I recently got my hands on a Blackberry Z10. Now, my first smartphone was a Blackberry, and I want to support them, because they are a Canadian company. One thing they’ve recently done is pared back their offerings. There’s this version, the Z10, which has a virtual keyboard, and then there’s the Q10, which has a physical keyboard.
When I bought my first smartphone, a Blackberry, all those years ago, it was because of the physical keyboard, but now I’m quite used to the virtual one, so that isn’t such a selling point for me anymore.
Here are the things I loved about the Blackberry Z10:
- It’s really light, slim and easy to carry. In fact, it makes my iPhone 4 look clunky in comparison.
- The display is sharp and bright. And large! But the phone still fits in my pocket.
- I could use it right out of the box. Pretty much all social networking apps, including Facebook, Twitter, LinkedIn, Foursquare and Evernote were already installed, I just had to sign in with my accounts.

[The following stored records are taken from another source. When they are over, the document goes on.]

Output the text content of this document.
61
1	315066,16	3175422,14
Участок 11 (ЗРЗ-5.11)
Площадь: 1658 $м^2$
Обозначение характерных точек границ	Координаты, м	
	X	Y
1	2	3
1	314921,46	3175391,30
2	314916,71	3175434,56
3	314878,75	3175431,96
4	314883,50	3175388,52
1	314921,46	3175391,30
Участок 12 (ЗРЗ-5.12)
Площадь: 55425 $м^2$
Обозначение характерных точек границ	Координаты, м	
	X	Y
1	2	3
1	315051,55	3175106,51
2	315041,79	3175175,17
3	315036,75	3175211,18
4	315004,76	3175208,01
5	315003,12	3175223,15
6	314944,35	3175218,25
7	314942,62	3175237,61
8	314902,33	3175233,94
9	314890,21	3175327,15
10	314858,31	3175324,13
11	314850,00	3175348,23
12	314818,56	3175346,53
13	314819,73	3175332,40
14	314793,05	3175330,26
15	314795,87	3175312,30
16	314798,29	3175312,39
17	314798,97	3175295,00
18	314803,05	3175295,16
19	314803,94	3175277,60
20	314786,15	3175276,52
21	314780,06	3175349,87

- I love the concept of the Blackberry Hub. This is a similar feature to your pull-down notification centre on the iPhone, but it just seems to work better and with less fuss. Basically, all of your notifications for all of your email, texts and social networking come to this one place, so you can quickly scan through them all and see what you need to respond to and what can wait. You can then touch the item you want to respond to, and you are seamlessly taken into that app to create your response.
- It has a cool predictive text feature while typing. Basically, instead of the predictive text coming up on the screen, it comes up on the keyboard, and you just swipe if it’s the right word. It’s pretty scarily accurate, too! Blackberry reads my mind…
- The camera is great: check out some side-by-side comparisons of photos I took on the BB and the iPhone.
The downsides:
- The battery didn’t have enough life to get me through the day. I’d start the day with a freshly-charged battery, and my iPhone would still be going at the end of the day, and the BB would have died.
- Moving from an iPhone to a BB could be a tough transition; I have all my songs and podcasts in iTunes, plus I’d miss Instagram so much!
- Some of the apps were a bit crashy when moving between different ones. Twitter I found particularly so.
- Moving from the Facebook messenger app back to the hub was a challenge. There’s a “back” button that comes up at the bottom, but it seemed to be constantly trumped by the keyboard…
Other than that, I really loved this phone! I think it would absolutely recommend it if you are someone who does a lot of social networking. I’m not the only one–check out this review over at Vancouver Gadgets.
Big thanks to the nice people at Blackberry who let me test-drive this sexy beast!